The pro-independence "Liberty Times" [circulation: 700,000]
editorialized (6/2):

"... Judging from the perspective of breaking the deadlock of
cross-Strait relations, the meeting between [KMT Chairman] Wu
Poh-hsiung and his Chinese Communist Party counterpart Hu Jintao has
naturally achieved a certain effect. But one cannot suddenly jump
to a conclusion that cross-Strait relations have improved just by
looking at the surface phenomenon. On the contrary, an accurate
assessment cannot be made until the impact of the contents of the
Wu-Hu meeting are thoroughly reviewed and evaluated. Frankly
speaking, the achievements boasted by the KMT will likely create a
false appearance of peace across the Taiwan Strait, but judging by
the overall situation, more harm was done than good, and some of the
issues will only bring Taiwan to tilt more deeply toward China
economically and will entangle Taiwan with China more intensely in
cultural, social and geopolitical arenas. In particular, China has
extended a goodwill gesture by saying that it is willing to consider
Taiwan's participation in international organizations, or even, as
relayed by Wu, China will be unlikely to launch missiles against
Taiwan and will reduce the missiles targeting Taiwan. It remains to
be seen whether China will really make such concessions. But should
it really happen, it will certainly be a move away from Beijing's
United Front tactics. The KMT's wishful thinking and unilateral
trust in China's goodwill will push Taiwan into an abyss. Taiwan
will meet a cruel death if it does not watch out. ..."

B) "Questions for Ma That Won't Just Disappear"

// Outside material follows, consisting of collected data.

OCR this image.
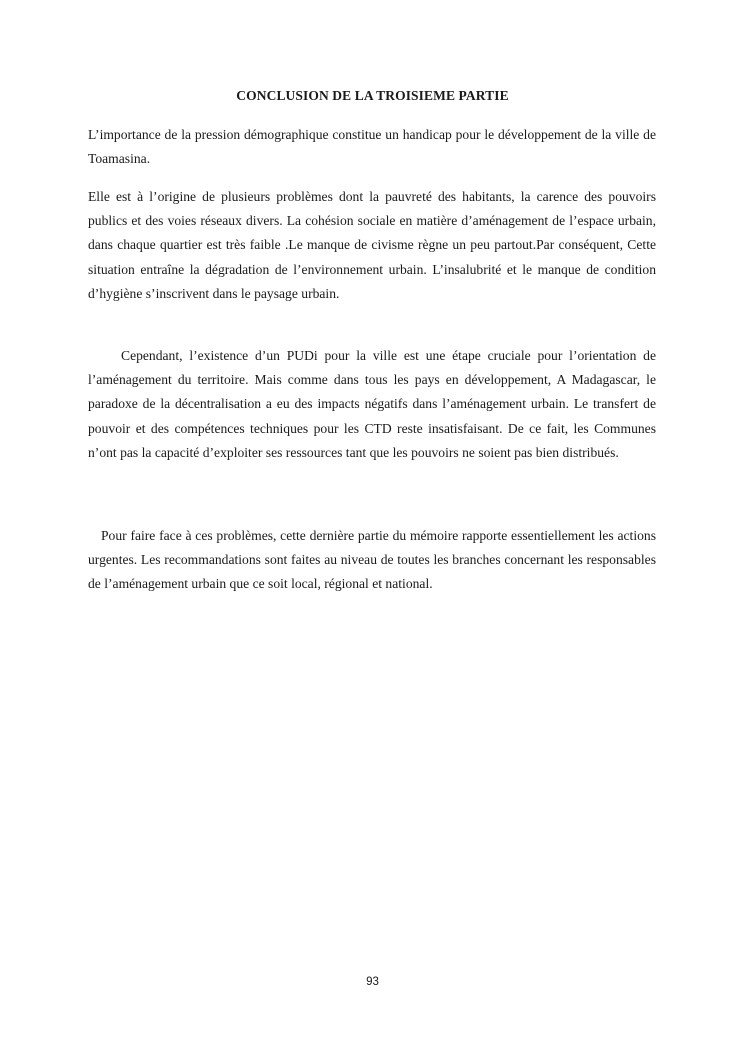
CONCLUSION DE LA TROISIEME PARTIE

L’importance de la pression démographique constitue un handicap pour le développement de la ville de Toamasina.

Elle est à l’origine de plusieurs problèmes dont la pauvreté des habitants, la carence des pouvoirs publics et des voies réseaux divers. La cohésion sociale en matière d’aménagement de l’espace urbain, dans chaque quartier est très faible .Le manque de civisme règne un peu partout.Par conséquent, Cette situation entraîne la dégradation de l’environnement urbain. L’insalubrité et le manque de condition d’hygiène s’inscrivent dans le paysage urbain.

Cependant, l’existence d’un PUDi pour la ville est une étape cruciale pour l’orientation de l’aménagement du territoire. Mais comme dans tous les pays en développement, A Madagascar, le paradoxe de la décentralisation a eu des impacts négatifs dans l’aménagement urbain. Le transfert de pouvoir et des compétences techniques pour les CTD reste insatisfaisant. De ce fait, les Communes n’ont pas la capacité d’exploiter ses ressources tant que les pouvoirs ne soient pas bien distribués.

Pour faire face à ces problèmes, cette dernière partie du mémoire rapporte essentiellement les actions urgentes. Les recommandations sont faites au niveau de toutes les branches concernant les responsables de l’aménagement urbain que ce soit local, régional et national.

93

Liu Shih-chung, a Taipei-based political commentator, opined in the
pro-independence, English-language "Taipei Times" [circulation:
30,000] (6/1):

"... But whether Beijing will relax its diplomatic stranglehold on
Taiwan is uncertain. Getting results in this regard constitutes Ma's
greatest challenge. Ma is using his mandate of 58 percent of the
vote to assimilate the DPP legacy of building Taiwanese identity -
but simply out of electoral concerns. Yet when the KMT contacts
Beijing, Ma sets aside notions of a Taiwan-centered identity. Is Ma
doing this in the national interest? Is he a man of principle? Can
he stand up to hardcore pro-unification forces, including the old
guard led by former KMT chairman Lien Chan? Or is he simply an
opportunist? These are questions that cannot be answered for now.
But the public needs them soon."

C) "Taiwan's WHO Role - a Litmus Test"

The conservative, pro-unification, English-language "China Post"
[circulation: 30,000] editorialized (5/31):

"... But nothing was more dramatic than the remarks made by mainland
Chinese leader Hu Jintao on Wednesday when he told a high-level
delegation from Taiwan's ruling Kuomintang that Beijing is willing
to discuss the issue of Taiwan's involvement in international
activities when regular cross-strait dialogue resumes. ... It is
encouraging, therefore, to see Hu's candor in responding to the
issue that was 'out of the question' during the era of Lee Teng-hui
and Chen Shui-bian with whom Beijing had refused to deal with. Hu's
change of attitude promises a new era of detente and blossoming ties
that would create a win-win situation for both sides. The upbeat
assessment is based on what has transpired in the first
party-to-party talks -- both sides trying to rebuild the shattered
mutual trust and to seek common grounds despite differences. Both
sides were trying to avoid sensitive political issues in favor of
practicality. ... This commonness is cause for optimism for a

win-win outcome from the cross-strait thaw, including Taiwan's
status, or role -- whatever it may be -- in the WHO or WHA."